Cette philosophie n’est ni une ‘destruction de la raison’(Lukacs), ni un romantisme ‘morbide’ (B. Croce). Elle donne naissance à une morale et à une esthétique. La première est faite d’ascèse, de renonciation, de pitié: ne pas transmettre la vie; abandonner la tromperie du bonheur; être juste et ne point léser; compatir pour s’arracher à soi, refuser le ressentiment et la haine issus du vouloir-vivre. Plus proche des religions de l’Inde que des eschatologies monothéistes, Schopenhauer ne conçoit la délivrance que dans la négation du vouloir-vivre par lui même.

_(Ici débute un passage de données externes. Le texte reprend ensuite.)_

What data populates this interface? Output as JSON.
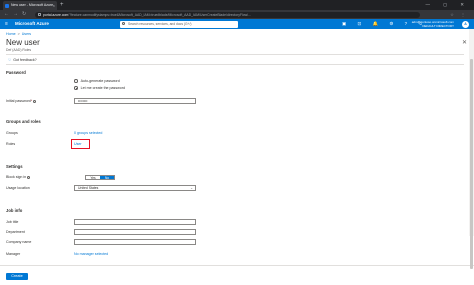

Le moi seul est apte à abolir le moi, la volonté ne se manifestant que dans l’individu et n’étant entière qu’en lui. Il ne s’agit pas de la détruire une substance mais d’accomplir un acte : « ce qui jusqu’ici a voulu ne veut plus. »
Le rapport à l’œuvre d’art est plus qu’un plaisir,  un mode de connaissance intuitif qui libère des obligations du vouloir-vivre et surpasse les concepts. L’art arrache son objet au flux des choses, le rend « un équivalent du tout », saisit ce qui est « infiniment multiple dans le temps et l’espace, s’attache à cette chose singulière ; il arrête la roue du temps ; les relations disparaissent pour lui : l’essentiel, l’Idée, est son seul objet. » Nous voilà plus proches de Platon que de Kant, un Platon quelque peu distordu. Par ses références, par ses influences[4], par sa teneur,  l’esthétique de Schopenhauer mérite d’amples développements.    
      


     
        

 



[1] Goethe et Jean Paul furent les seuls à dire leur admiration.
[2] Des épigones de Heidegger.
[3] In Dictionnaire Nietzsche, Dr. Dorian Astor, Bouquins Robert Laffont, 2017. C’est Schopenhauer qui a arraché Nietzsche à la voie de la philologie pour l’engager dans celle de la philosophie et il semble que ce dernier n’ait connu les philosophes que par le premier, le seul qu’il ait véritablement lu.  
[4] Il est curieux de noter que Wagner qui a fait plus que tout autre pour la réputation de Schopenhauer ne l’a fait qu’au prix de deux méprises : « rien n’est aussi contraire à l’esprit de Schopenhauer que ce qu’il y a de proprement wagnérien chez les héros de Wagner : j’entends l’innocence de la suprême avidité de soi, la croyance à la grande passion comme étant le Bien en soi, en un mot le caractère siegfriedien dans la physionomie de ses héros.» (Nietzsche, Le Gai savoir) ; Schopenhauer n’aime pas la musique de Wagner à qui il conseille de renoncer à composer et de rester poète et demeure fidèle à  Mozart et Rossini. En peinture, sa préférence va à Raphael.